2026 Strategic Outlook

Looking forward, Telco’s need to remain focused on customer-centricity, meaningful technology, and true value delivery. 2026 is the year of the ‘value-driven’ consumer.

Beyond the “AI Bubble”: Proving real ROI

The AI conversation is maturing. While there’s plenty of hype, the winners in 2026 will be those moving past experimentation to deliver real business value. The "AI Bubble" only threatens those AI projects that focus on efficiency gains and deliver unclear or delayed ROI.

In 2026, Telcos need to move beyond simple support bots to AI Sales Agents capable of "Agentic Commerce." These agents can proactively find, negotiate, and personalise offers in real-time - driving more sales, higher revenue, and provable ROI.  

According to research from Deloitte, 2026 will be the breakout year for these systems because they address the "messy middle" of the sales funnel - the point where prospects often drop off due to choice paralysis.

The rise of rewards 

The marketing "arms race" around network speeds and coverage is losing steam. Reward schemes are stepping in as the new battleground. Consumers now want tangible value - streaming subscriptions, concert ticket access, or weekly coffee perks - over incremental improvements in reliability. 

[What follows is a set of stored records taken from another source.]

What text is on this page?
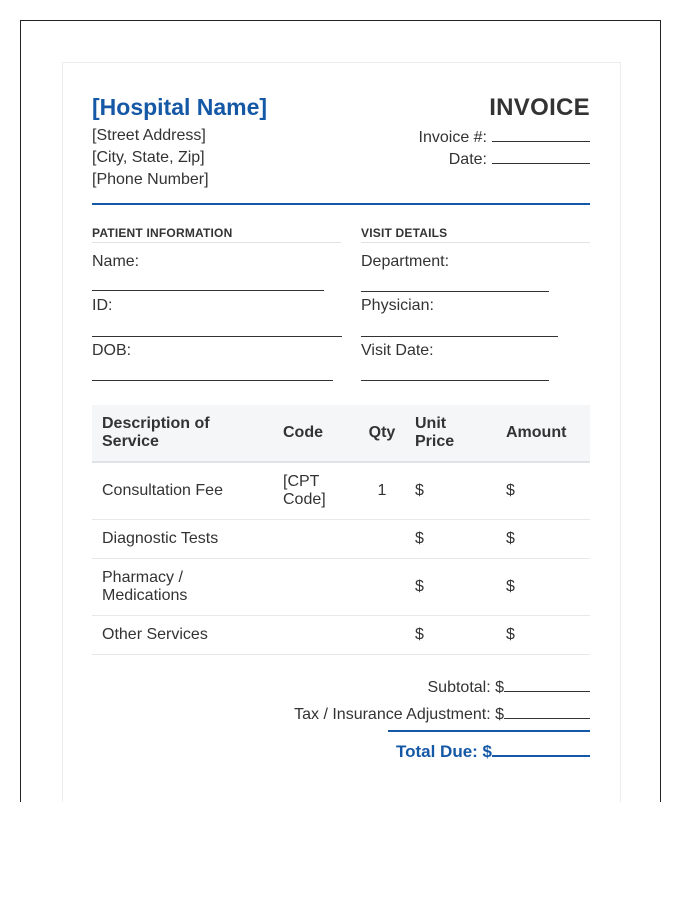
[Hospital Name]
[Street Address]
[City, State, Zip]
[Phone Number]
INVOICE
Invoice #:
Date:
PATIENT INFORMATION
Name:
ID:
DOB:
VISIT DETAILS
Department:
Physician:
Visit Date:
Description of Service	Code	Qty	Unit Price	Amount
Consultation Fee	[CPT Code]	1	$	$
Diagnostic Tests			$	$
Pharmacy / Medications			$	$
Other Services			$	$
Subtotal: $
Tax / Insurance Adjustment: $
Total Due: $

MVNOs are leading this charge, embedding lifestyle rewards that keep customers loyal and engaged. For Telco leaders, the strategy is clear: integrate rewards smartly within the sales funnel and use data intelligence to offer the right perk at the right moment. Rewarding loyalty before contract end-dates, identifying at-risk customers, and making benefits meaningful will be key to standing out.

The “Fintech-Telco” blur

The traditional boundaries between your bank account and your mobile plan are dissolving. According to Juniper Research, the MVNO market is not just growing; it is being fundamentally reshaped by Telecommunications-as-a-Service (TaaS). The barriers to entry have dropped so significantly that non-telco giants such as Nubank, Revolut, and Klarna have emerged as serious competitors in the industry.

Neobanks and MVNOs are capturing younger, digital-native audiences with effortless onboarding, transparent pricing, and embedded rewards ecosystems. For traditional Telcos, this is a call to action: embrace agility and integration across your customer journey and reimagine what the user experience looks like.

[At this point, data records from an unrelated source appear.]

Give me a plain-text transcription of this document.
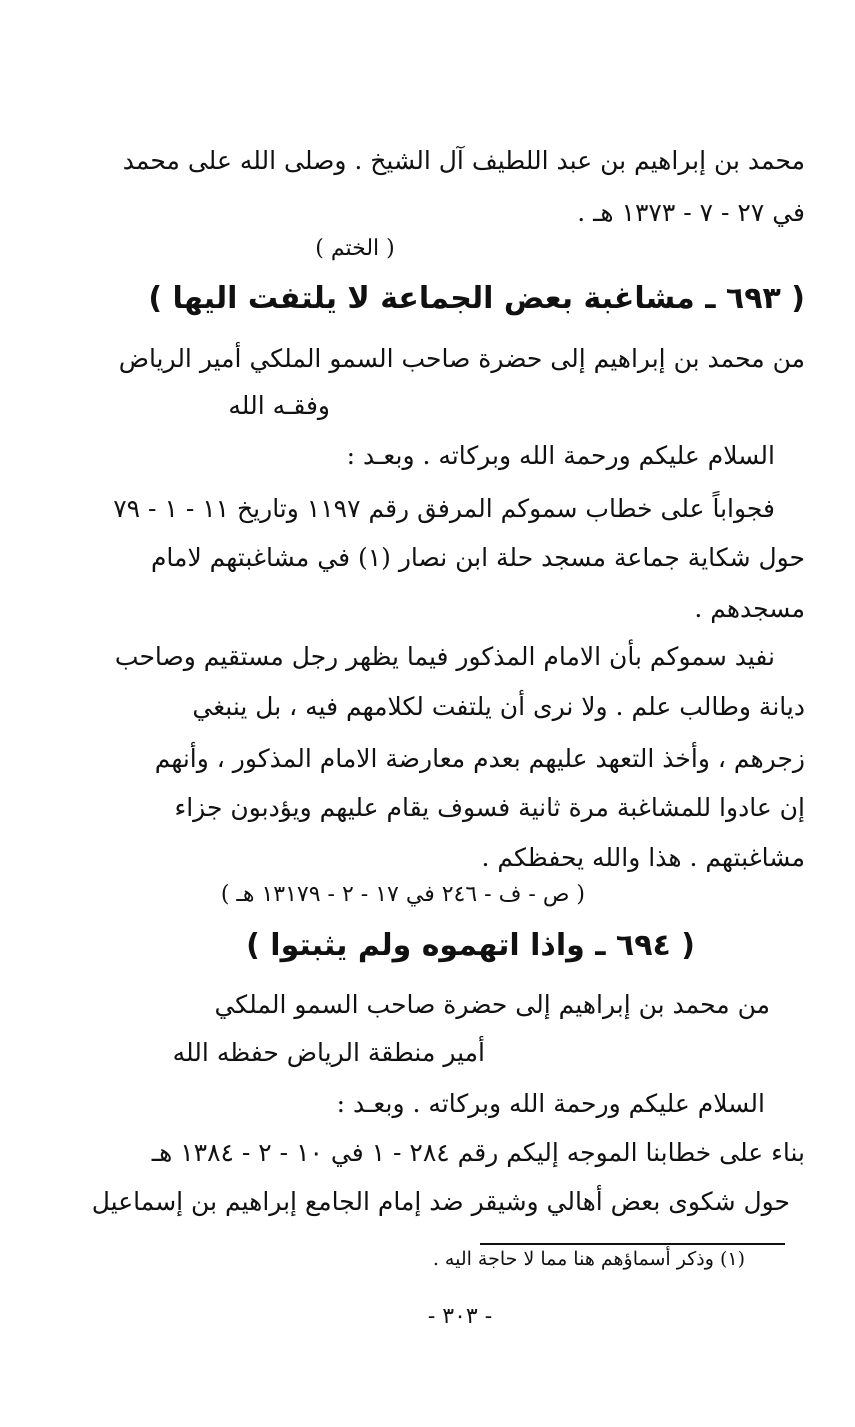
محمد بن إبراهيم بن عبد اللطيف آل الشيخ . وصلى الله على محمد
في ٢٧ - ٧ - ١٣٧٣ هـ .
( الختم )
( ٦٩٣ ـ مشاغبة بعض الجماعة لا يلتفت اليها )
من محمد بن إبراهيم إلى حضرة صاحب السمو الملكي أمير الرياض
وفقـه الله
السلام عليكم ورحمة الله وبركاته . وبعـد :
فجواباً على خطاب سموكم المرفق رقم ١١٩٧ وتاريخ ١١ - ١ - ٧٩
حول شكاية جماعة مسجد حلة ابن نصار (١) في مشاغبتهم لامام
مسجدهم .
نفيد سموكم بأن الامام المذكور فيما يظهر رجل مستقيم وصاحب
ديانة وطالب علم . ولا نرى أن يلتفت لكلامهم فيه ، بل ينبغي
زجرهم ، وأخذ التعهد عليهم بعدم معارضة الامام المذكور ، وأنهم
إن عادوا للمشاغبة مرة ثانية فسوف يقام عليهم ويؤدبون جزاء
مشاغبتهم . هذا والله يحفظكم .
( ص - ف - ٢٤٦ في ١٧ - ٢ - ١٣١٧٩ هـ )
( ٦٩٤ ـ واذا اتهموه ولم يثبتوا )
من محمد بن إبراهيم إلى حضرة صاحب السمو الملكي
أمير منطقة الرياض حفظه الله
السلام عليكم ورحمة الله وبركاته . وبعـد :
بناء على خطابنا الموجه إليكم رقم ٢٨٤ - ١ في ١٠ - ٢ - ١٣٨٤ هـ
حول شكوى بعض أهالي وشيقر ضد إمام الجامع إبراهيم بن إسماعيل
(١) وذكر أسماؤهم هنا مما لا حاجة اليه .
- ٣٠٣ -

To compete with the "fintech-level" experience, MNOs must move away from rigid, legacy sales journeys. The online prospect experience needs to be rebuilt around the same principles of speed and integration that define the TaaS model.

Hyper-personalisation as the new sales engine

Personalisation is nothing new, but in 2026 the leaders will take it to a whole new level.  In a market where 82% of customers state that personalisation directly influences their brand choice, generic offers are no longer just ineffective - they are a liability.

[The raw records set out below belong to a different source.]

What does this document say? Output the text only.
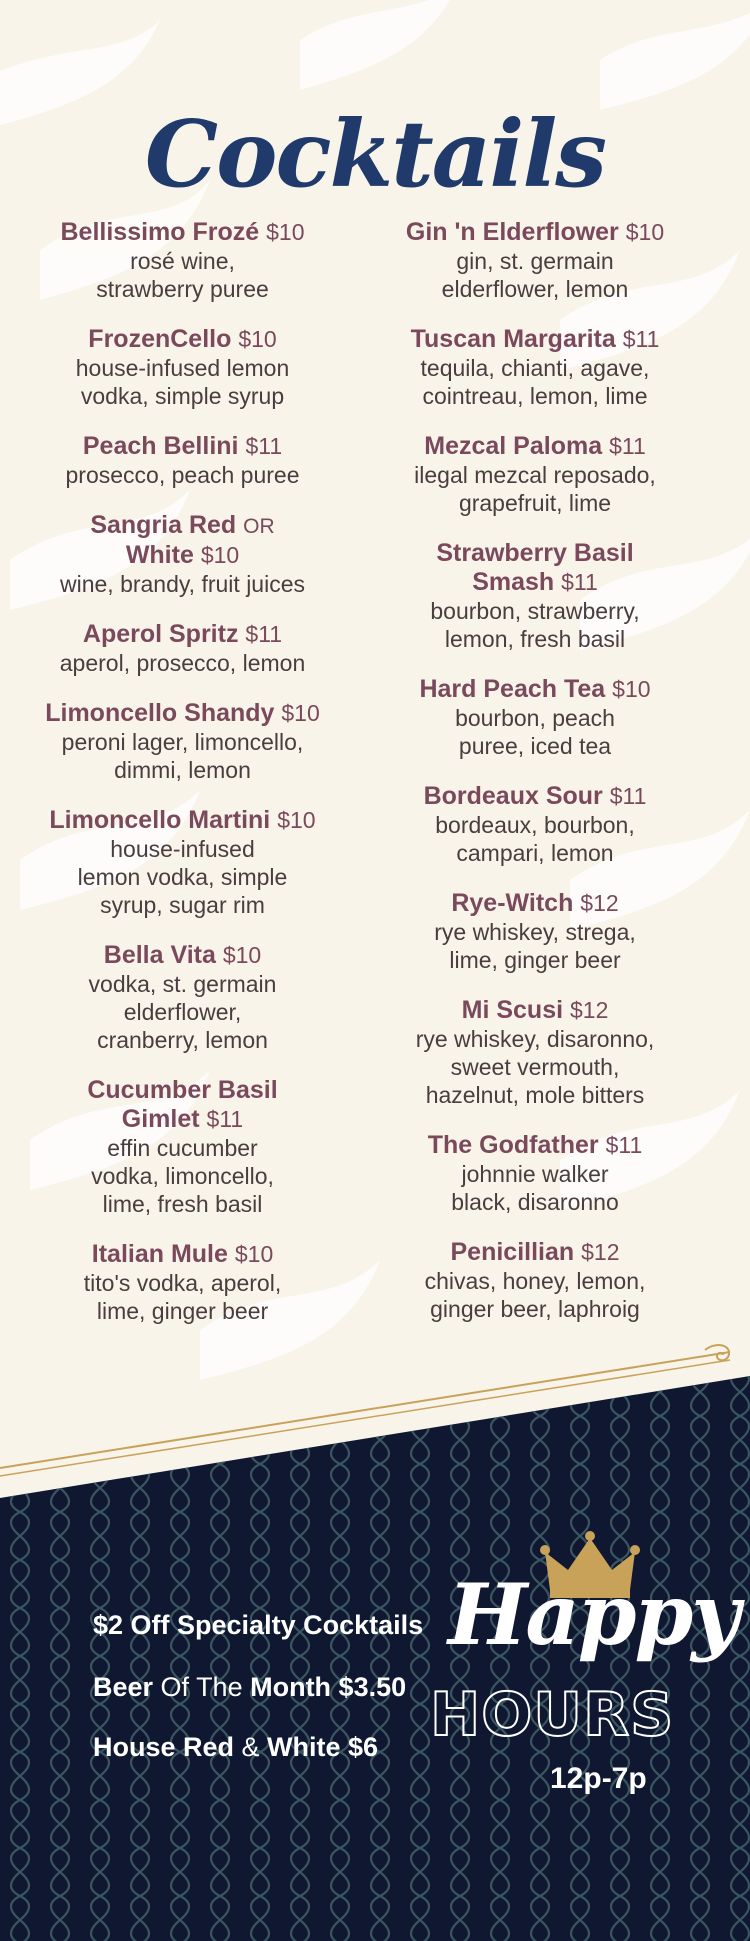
Cocktails
Bellissimo Frozé $10
rosé wine,
strawberry puree
FrozenCello $10
house-infused lemon
vodka, simple syrup
Peach Bellini $11
prosecco, peach puree
Sangria Red OR
White $10
wine, brandy, fruit juices
Aperol Spritz $11
aperol, prosecco, lemon
Limoncello Shandy $10
peroni lager, limoncello,
dimmi, lemon
Limoncello Martini $10
house-infused
lemon vodka, simple
syrup, sugar rim
Bella Vita $10
vodka, st. germain
elderflower,
cranberry, lemon
Cucumber Basil
Gimlet $11
effin cucumber
vodka, limoncello,
lime, fresh basil
Italian Mule $10
tito's vodka, aperol,
lime, ginger beer
Gin 'n Elderflower $10
gin, st. germain
elderflower, lemon
Tuscan Margarita $11
tequila, chianti, agave,
cointreau, lemon, lime
Mezcal Paloma $11
ilegal mezcal reposado,
grapefruit, lime
Strawberry Basil
Smash $11
bourbon, strawberry,
lemon, fresh basil
Hard Peach Tea $10
bourbon, peach
puree, iced tea
Bordeaux Sour $11
bordeaux, bourbon,
campari, lemon
Rye-Witch $12
rye whiskey, strega,
lime, ginger beer
Mi Scusi $12
rye whiskey, disaronno,
sweet vermouth,
hazelnut, mole bitters
The Godfather $11
johnnie walker
black, disaronno
Penicillian $12
chivas, honey, lemon,
ginger beer, laphroig
$2 Off Specialty Cocktails
Beer Of The Month $3.50
House Red & White $6
Happy
HOURS
12p-7p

Forget static segments. True hyper-personalisation is about real-time, one-to-one orchestration. By weaving together behavioural, contextual, and location data, winning Telcos will anticipate needs and make offers feel like genuine guidance, not just clever marketing. 

Research from BCG and McKinsey shows that those who get personalisation right grow revenue 10% faster than laggards.  The greatest loyalty will go to brands that truly “get” their customers, tailoring plans and perks to each individual’s real life.

Conclusion

If 2025 taught us anything, it’s that the "wait and see" approach is no longer an option. The data from Black Friday wasn’t just a seasonal blip; it was a clear signal that the ground has shifted. Consumers are smarter, more diligent, and they are decoupling their loyalty from hardware. But far from being a warning sign, this shift represents an incredible opening for Telcos ready to evolve.

With the right technology in place,Telcos can successfully leverage the value of rewards, and deliver true hyper-personalisation - creating a competitive advantage that builds genuine, value-driven relationships.